Limbaugh Case Spotlights Rare Deafness Condition

Medically Reviewed by Charlotte E. Grayson Mathis, MD
From the WebMD Archives

Doctors treating Rush Limbaugh recently revealed that the famed conservative talk-show host is suffering from rapid-onset hearing loss as a result of a rare condition called autoimmune inner ear disease (AIED). His case is focusing attention on an extremely rare disease that, at best, can be held at bay by current medications but can't be cured.

Limbaugh announced earlier in October that for all practical purposes, he is deaf.

Doctors at The House Ear Clinic/House Ear Institute in Los Angeles, where Limbaugh is being treated, said that they based their diagnosis on his medical history and hearing tests. While he doesn't have other symptoms of AIED (such as fluctuating degrees of hearing, dizziness, ear fullness, or sudden hearing loss), he has suffered rapidly progressive hearing loss since May.

Autoimmune Inner Ear Disease (AIED) causes hearing loss or dizziness. The hearing loss usually affects both ears, often accompanied by a ringing, hissing, or roaring sound in the ear. AIED is rare, occurring in less than 1% of all cases involving hearing loss and dizziness. Doctors believe it is caused by the body's immune system attacking the inner ear and damaging the hearing nerve. The immune system mistakenly identifies normal tissue as a harmful virus or a bacterium and attacks by releasing inflammatory chemicals. These chemicals damage the tissue, resulting in the onset of deafness. While researchers do not know why this process occurs, it has been noted that many patients have other autoimmune diseases such as rheumatoid arthritis, lupus, or scleroderma.

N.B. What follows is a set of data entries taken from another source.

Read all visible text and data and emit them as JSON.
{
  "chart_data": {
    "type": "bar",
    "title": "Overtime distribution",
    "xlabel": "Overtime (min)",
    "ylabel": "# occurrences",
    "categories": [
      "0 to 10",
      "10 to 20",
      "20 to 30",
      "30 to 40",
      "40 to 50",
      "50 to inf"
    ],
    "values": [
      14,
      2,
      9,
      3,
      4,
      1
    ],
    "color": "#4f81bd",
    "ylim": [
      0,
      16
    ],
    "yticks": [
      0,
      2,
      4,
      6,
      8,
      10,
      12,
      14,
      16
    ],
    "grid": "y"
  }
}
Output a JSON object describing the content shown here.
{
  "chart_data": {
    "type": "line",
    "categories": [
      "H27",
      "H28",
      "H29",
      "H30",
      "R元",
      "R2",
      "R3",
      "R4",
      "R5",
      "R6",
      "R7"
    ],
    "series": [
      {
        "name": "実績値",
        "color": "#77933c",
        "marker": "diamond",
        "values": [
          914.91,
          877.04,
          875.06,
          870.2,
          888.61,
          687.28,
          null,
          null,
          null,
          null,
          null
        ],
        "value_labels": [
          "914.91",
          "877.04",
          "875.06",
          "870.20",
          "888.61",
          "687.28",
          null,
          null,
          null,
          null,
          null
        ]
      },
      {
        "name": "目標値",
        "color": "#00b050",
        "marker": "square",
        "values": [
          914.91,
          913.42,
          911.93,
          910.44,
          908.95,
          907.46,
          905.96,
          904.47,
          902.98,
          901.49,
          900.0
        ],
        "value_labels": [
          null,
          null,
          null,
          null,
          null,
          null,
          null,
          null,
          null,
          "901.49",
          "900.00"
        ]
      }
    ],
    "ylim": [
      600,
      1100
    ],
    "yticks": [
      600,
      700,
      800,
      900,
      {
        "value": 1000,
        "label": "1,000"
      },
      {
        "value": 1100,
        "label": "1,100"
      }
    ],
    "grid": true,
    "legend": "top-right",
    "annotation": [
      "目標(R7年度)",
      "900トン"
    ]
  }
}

Prednisone, a steroid drug, is the best current treatment of AIED. The drug suppresses the immune system, relieving symptoms in many patients. However, it must be taken in high doses for long periods of time for it to be effective. Possible side effects of prednisone include weight gain, mood changes, facial hair, acne, premature osteoporosis, and cataracts.

A multi-institutional, clinical study is under way to measure the benefits and risks of treating AIED with a combination of prednisone and methotrexate, another immunosuppressive drug. If methotrexate works, it would provide a less-toxic treatment than prednisone, with fewer side effects.

Limbaugh is being treated with this experimental combination, along with an anti-inflammatory drug called Enbrel. If medications do not halt or reverse the AIED damage, he may need surgery and a device, such as a cochlear implant, to help him to hear.